Gene response profiles for Daphnia pulex exposed to the environmental stressor cadmium reveals novel crustacean metallothioneins
1 Department of Biology, Dartmouth College, Hanover, New Hampshire 03755, USA
2 Center for Environmental Health Sciences at Dartmouth, Dartmouth Medical School, Hanover NH 03755, USA
3 Department of Pharmacology & Toxicology, Dartmouth Medical School, Hanover NH 03755, USA
4 The School of Public and Environmental Affairs, Indiana University, Bloomington, Indiana 47405, USA
5 The Center for Genomics and Bioinformatics, Indiana University, Bloomington, Indiana 47405, USA
Citation and License
BMC Genomics 2007, 8:477 doi:10.1186/1471-2164-8-477Published: 21 December 2007
Genomic research tools such as microarrays are proving to be important resources to study the complex regulation of genes that respond to environmental perturbations. A first generation cDNA microarray was developed for the environmental indicator species Daphnia pulex, to identify genes whose regulation is modulated following exposure to the metal stressor cadmium. Our experiments revealed interesting changes in gene transcription that suggest their biological roles and their potentially toxicological features in responding to this important environmental contaminant.

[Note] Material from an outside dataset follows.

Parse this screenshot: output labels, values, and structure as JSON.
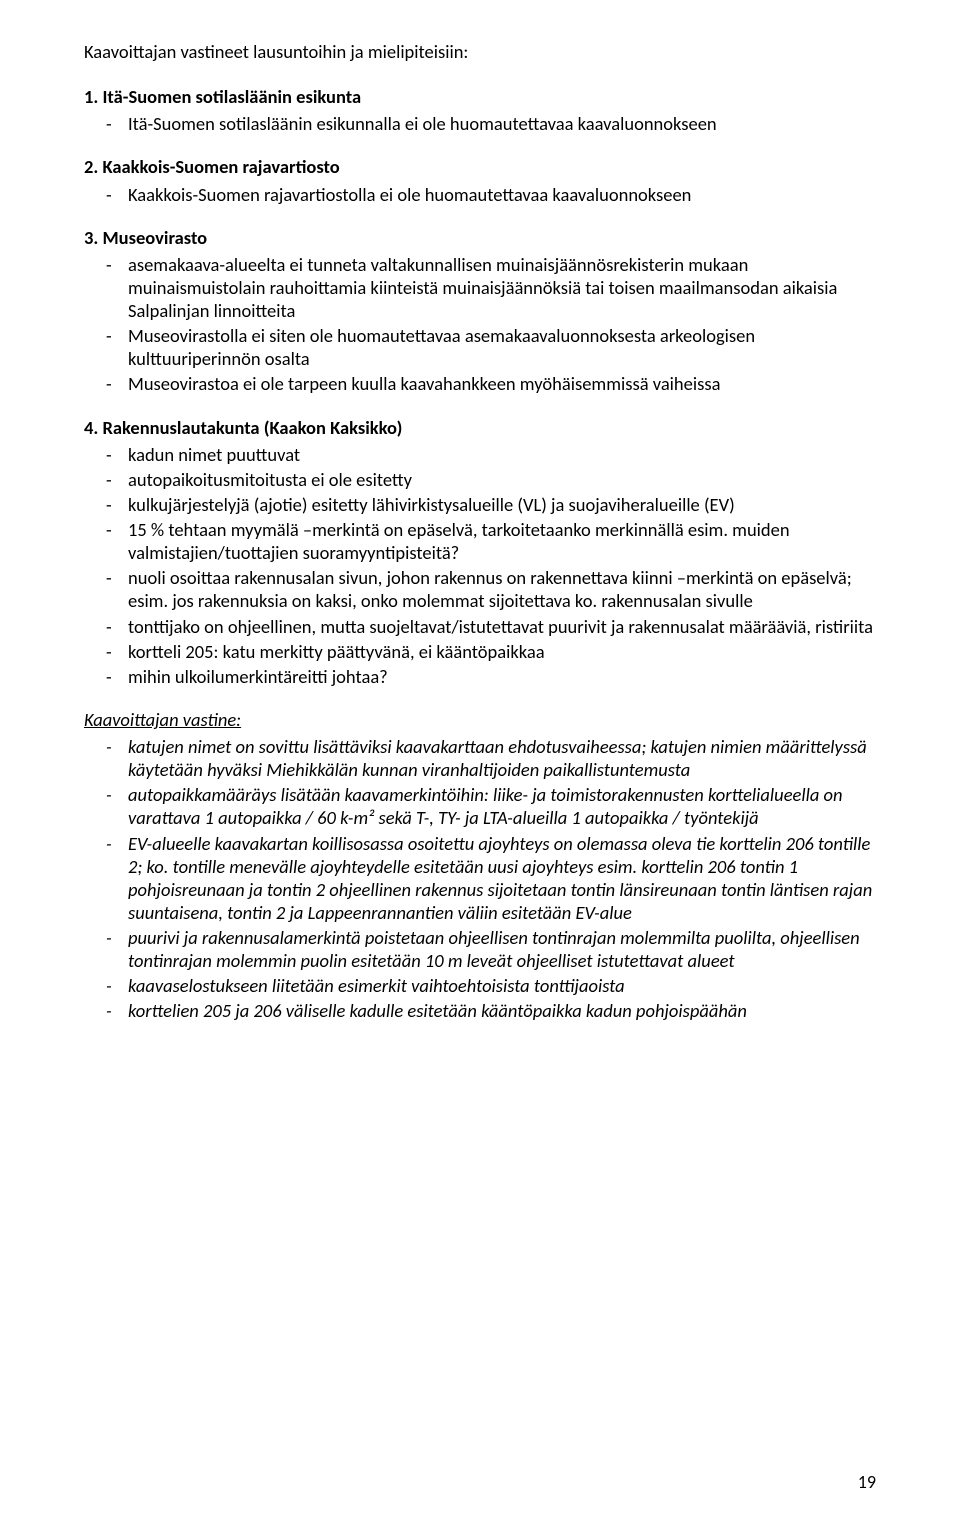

Our microarray identified genes reported in the literature to be regulated in response to cadmium exposure, suggested functional attributes for genes that share no sequence similarity to proteins in the public databases, and pointed to genes that are likely members of expanded gene families in the Daphnia genome. Genes identified on the microarray also were associated with cadmium induced phenotypes and population-level outcomes that we experimentally determined. A subset of genes regulated in response to cadmium exposure was independently validated using quantitative-realtime (Q-RT)-PCR. These microarray studies led to the discovery of three genes coding for the metal detoxication protein metallothionein (MT). The gene structures and predicted translated sequences of D. pulex MTs clearly place them in this gene family. Yet, they share little homology with previously characterized MTs.
The genomic information obtained from this study represents an important first step in characterizing microarray patterns that may be diagnostic to specific environmental contaminants and give insights into their toxicological mechanisms, while also providing a practical tool for evolutionary, ecological, and toxicological functional gene discovery studies. Advances in Daphnia genomics will enable the further development of this species as a model organism for the environmental sciences.